E proseguiva così: «Né le splendide giornate di questo bellissimo novembre, né i colori smaglianti della natura, che sono solita contemplare, né le mie consuete occupazioni giornaliere riescono a colmare il senso di solitudine che provo stando lontana da te. Tutto quello che, prima di conoscerti, dava un valore alla mia vita, adesso non mi soddisfa più, perché – è veramente straordinario! – la mia vita sei tu.
In questi giorni ho cominciato a “deprofessionalizzarmi”, imponendo a me stessa di non considerarmi “la professoressa”, ma la tua fidanzata. È una fatica che mi costa, capirai, abituata a quel ruolo ormai da 11 anni [allora, lei ne aveva 34]. E i risultati sono lusinghieri, perché, messa da parte quella parvenza di austerity, sono più spontanea e divento più gradevole.
Sai che sei riuscito a farmi odiare i tailleur? Questo per te è un bel successo, ma anche per me, perché essere più donna, e meno professionista, non mi dispiace affatto.

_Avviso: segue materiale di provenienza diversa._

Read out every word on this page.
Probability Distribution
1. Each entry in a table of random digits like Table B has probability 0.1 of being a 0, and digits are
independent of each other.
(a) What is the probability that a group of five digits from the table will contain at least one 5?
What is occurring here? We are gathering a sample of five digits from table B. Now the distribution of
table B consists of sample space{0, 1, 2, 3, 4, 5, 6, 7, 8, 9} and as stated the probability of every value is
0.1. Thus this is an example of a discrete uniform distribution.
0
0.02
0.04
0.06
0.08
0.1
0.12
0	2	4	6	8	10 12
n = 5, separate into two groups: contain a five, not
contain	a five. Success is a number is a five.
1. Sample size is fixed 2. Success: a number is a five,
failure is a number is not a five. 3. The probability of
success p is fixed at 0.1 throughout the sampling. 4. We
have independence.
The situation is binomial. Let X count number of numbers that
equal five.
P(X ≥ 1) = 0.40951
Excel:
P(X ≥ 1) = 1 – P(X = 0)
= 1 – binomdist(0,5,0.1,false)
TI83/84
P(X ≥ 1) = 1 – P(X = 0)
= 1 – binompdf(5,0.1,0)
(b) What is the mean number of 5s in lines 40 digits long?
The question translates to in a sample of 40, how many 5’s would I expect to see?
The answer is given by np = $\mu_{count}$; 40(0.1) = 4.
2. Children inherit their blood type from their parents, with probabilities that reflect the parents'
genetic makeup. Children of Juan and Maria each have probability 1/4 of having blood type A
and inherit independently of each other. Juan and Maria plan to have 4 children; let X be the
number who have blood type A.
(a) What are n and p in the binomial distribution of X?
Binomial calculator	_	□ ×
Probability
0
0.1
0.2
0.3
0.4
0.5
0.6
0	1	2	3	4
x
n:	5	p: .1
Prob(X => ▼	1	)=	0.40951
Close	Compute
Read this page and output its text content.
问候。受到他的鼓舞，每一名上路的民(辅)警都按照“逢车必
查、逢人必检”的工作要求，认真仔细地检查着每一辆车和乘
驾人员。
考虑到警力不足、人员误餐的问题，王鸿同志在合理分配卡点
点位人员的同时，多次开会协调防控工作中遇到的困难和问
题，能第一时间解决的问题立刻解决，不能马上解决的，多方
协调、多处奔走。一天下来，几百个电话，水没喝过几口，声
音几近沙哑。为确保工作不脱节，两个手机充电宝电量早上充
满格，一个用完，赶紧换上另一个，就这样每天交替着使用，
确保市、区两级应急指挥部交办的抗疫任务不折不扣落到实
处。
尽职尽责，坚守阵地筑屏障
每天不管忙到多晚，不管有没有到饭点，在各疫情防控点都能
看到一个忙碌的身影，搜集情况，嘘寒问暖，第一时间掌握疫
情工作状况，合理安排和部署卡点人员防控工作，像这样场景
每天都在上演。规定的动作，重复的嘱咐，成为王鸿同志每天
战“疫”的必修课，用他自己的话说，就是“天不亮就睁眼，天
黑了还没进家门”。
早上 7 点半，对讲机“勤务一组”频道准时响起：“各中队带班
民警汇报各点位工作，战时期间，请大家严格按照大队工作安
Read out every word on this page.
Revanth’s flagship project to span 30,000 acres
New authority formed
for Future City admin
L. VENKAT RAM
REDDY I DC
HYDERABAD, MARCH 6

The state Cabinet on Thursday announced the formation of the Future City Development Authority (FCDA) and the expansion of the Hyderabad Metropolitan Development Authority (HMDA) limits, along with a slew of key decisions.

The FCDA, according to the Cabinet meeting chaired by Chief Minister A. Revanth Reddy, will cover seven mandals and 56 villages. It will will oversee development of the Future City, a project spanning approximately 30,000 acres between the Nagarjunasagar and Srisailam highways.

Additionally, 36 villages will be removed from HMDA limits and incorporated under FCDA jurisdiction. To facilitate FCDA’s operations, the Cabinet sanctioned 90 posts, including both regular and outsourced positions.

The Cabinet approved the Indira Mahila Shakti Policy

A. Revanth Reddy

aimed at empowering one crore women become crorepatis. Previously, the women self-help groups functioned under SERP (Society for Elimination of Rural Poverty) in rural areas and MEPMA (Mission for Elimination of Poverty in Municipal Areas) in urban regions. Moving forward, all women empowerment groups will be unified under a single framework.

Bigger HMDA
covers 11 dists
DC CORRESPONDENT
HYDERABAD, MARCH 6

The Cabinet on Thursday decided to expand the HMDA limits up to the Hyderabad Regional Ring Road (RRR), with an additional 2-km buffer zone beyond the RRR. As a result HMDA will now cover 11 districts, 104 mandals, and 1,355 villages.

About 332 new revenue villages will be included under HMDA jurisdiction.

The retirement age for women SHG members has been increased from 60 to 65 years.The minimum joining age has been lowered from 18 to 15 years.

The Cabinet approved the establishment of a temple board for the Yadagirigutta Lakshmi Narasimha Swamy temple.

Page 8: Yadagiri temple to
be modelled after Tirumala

Da lunedì sto girando per le boutique, per rinnovare il mio guardaroba… Debbo fare molta attenzione nella scelta dei capi da indossare, per essere ammirata e ottenere l’approvazione del mio “difficilissimo” Nicola».
Le risposi: «Non preoccuparti troppo dei vestiti. Quello che conta è la personalità che c’è dentro, e la tua è per me una personalità incantevole».